On 6/11/06, Leigh Meyers <[EMAIL PROTECTED]> wrote:
Jim Devine wrote: > http://www.latimes.com/news/printedition/opinion/la-op-monbiot11jun11,1,45211.story > >> From the Los Angeles Times
Monbiot is overlooking an obvious solution for dispatchable electricity. Parabolic mirrors in deserts can run rankine turbines; this is being done in the California desert right now for around 11 cents a kWh. Now the advantage of this is that you store the heat to run these turbines when the sun is not shining for about $40 per kWh equivalent of capacity. That brings the price up - but not higher that nukes. So you have fully dispatchable electricity - suitable for base and load following. What about people not near deserts? Well, given that HVDC lines can move electricty up 5,000 kilometers, this is not a big problem. For example the nearest place to London you could put turbines is North Africa. The distance between Tripoli and London is about a bit under 2,400 kilometers.

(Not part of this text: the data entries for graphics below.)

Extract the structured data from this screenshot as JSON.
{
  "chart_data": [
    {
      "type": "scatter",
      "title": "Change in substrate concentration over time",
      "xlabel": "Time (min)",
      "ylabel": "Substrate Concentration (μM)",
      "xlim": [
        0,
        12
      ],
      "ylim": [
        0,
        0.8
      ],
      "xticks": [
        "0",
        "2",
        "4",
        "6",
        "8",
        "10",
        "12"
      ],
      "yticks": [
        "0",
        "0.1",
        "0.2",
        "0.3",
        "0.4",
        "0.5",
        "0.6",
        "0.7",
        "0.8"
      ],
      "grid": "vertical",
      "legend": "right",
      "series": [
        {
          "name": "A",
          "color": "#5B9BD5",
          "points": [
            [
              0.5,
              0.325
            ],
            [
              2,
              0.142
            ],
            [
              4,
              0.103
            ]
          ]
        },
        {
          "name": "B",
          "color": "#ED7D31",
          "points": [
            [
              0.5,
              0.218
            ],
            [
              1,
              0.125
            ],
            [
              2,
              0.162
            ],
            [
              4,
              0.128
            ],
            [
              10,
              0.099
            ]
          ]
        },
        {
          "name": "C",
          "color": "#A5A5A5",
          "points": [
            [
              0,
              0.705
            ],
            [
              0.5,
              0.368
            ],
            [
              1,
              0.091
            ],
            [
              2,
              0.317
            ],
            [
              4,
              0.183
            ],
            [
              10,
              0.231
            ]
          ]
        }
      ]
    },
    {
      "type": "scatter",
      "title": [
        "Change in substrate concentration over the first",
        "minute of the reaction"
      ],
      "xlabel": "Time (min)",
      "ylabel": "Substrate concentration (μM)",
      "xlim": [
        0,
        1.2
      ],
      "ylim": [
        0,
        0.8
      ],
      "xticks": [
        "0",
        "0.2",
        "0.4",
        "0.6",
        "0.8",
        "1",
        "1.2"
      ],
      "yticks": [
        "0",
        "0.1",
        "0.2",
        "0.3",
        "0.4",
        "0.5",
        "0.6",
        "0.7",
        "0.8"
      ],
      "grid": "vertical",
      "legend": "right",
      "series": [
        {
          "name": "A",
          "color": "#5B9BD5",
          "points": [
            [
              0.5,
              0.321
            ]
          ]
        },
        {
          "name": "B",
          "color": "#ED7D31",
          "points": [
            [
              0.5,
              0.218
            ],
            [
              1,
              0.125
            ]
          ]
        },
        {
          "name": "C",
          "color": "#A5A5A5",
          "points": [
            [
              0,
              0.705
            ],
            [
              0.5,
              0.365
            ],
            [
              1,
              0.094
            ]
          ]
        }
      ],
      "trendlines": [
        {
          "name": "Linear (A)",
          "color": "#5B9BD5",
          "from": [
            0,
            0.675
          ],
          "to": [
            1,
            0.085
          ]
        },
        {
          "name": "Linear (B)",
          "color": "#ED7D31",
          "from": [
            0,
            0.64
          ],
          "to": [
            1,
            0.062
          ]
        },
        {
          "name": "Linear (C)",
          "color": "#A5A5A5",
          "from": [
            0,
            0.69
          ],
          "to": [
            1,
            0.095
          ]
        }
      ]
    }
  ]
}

By the time you run a line via continetal Europe and the Chunnel, the distance will be a lot longer as the crow flies - but still nowhere near 5,000 kilometers.. If you count value of liablility limitations all nuke plants receive, solar electricity still remains cheaper than nuclear electricity - even before you count social costs. Of course the politics of shipping electricity from Libya to London is one hell of an obstacle; but Monbiot is arguing that there is a technical barrier, and on that he is wrong. Why is this so little noticed? I think that part of the problem is that most people who pay attention to solar have a small-is-beautiful fetish. Solar thermal electricity in the desert is large and centralized. But it is also about the only way I know of the produce large amounts of fully dispatchable renewable electricity (suitable for both base and load following). Other truly dispatchable sources (like hydro and geothermal) have very limited potential with current technology. Other sources with large potential tend to be variable; while they can be shaped up to a point by sources like hydro and geothermal; there is a limit to this. If you add electrical storage that raises the costs immensely. So after beating their heads against a wall looking for a decentralized renewable source, renewable advocates give up and turn to nuclear or coal or living in peasant huts - without ever noticing there is a reliable renewable source of solar electricity we know how to use now - that happens to be a large industrial centralized source.